Степан нехотя, все еще косясь на усадьбу Данька, последовал за Мирошниченком.

— Ну, так кто кого? — не оборачиваясь, чтобы не расхохотаться над воробьиным задором Кушнира, спросил Свирид.

— Оба один одного, — неохотно ответил Степан. — Толстый, а жилистый, черт!

— Сильного надо с умом бить. — Мирошниченко незаметно ткнул Степана в бок ребром ладони.

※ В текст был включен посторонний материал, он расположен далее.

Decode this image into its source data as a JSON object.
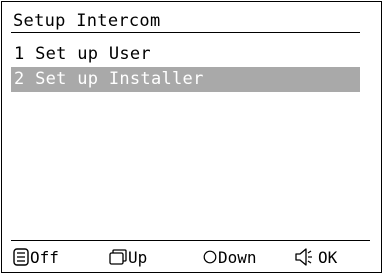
{
  "header": {
    "title": "Setup Intercom"
  },
  "menu": {
    "items": [
      {
        "label": "1 Set up User",
        "selected": false
      },
      {
        "label": "2 Set up Installer",
        "selected": true
      }
    ]
  },
  "softkeys": [
    {
      "icon": "menu-list-icon",
      "label": "Off"
    },
    {
      "icon": "square-button-icon",
      "label": "Up"
    },
    {
      "icon": "circle-button-icon",
      "label": "Down"
    },
    {
      "icon": "speaker-icon",
      "label": "OK"
    }
  ],
  "colors": {
    "selection_background": "#a9a9a9",
    "selection_text": "#ffffff",
    "foreground": "#000000",
    "background": "#ffffff"
  }
}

Они молча проходят мимо хаты Василя Пидипригоры, напряженно прислушиваются к омертвевшему двору, и Кушниру становится не по себе: ему кажется, что он вот-вот услышит: «Как сперва я василек сажала…»

Но двор Василя нем, хотя возле поленницы и виднеется одинокая поникшая фигура старой Богданихи. Пальцы ее изможденных рук лежат на груди, словно она собралась укачивать младенца.

II

Мирошниченко поднимает над головой чахлый огонек коптилки, внимательно оглядывает собрание и невольно вздрагивает: до чего лесник Мирон Пидипригора похож на своего двоюродного брата Василя! Сидит Мирон плечом к плечу с братом Олександром, и его широкий лоб бороздят раздумья и тени страха, порой он зябко поводит плечом. Жаль, не та душа у Мирона, что у Василя была.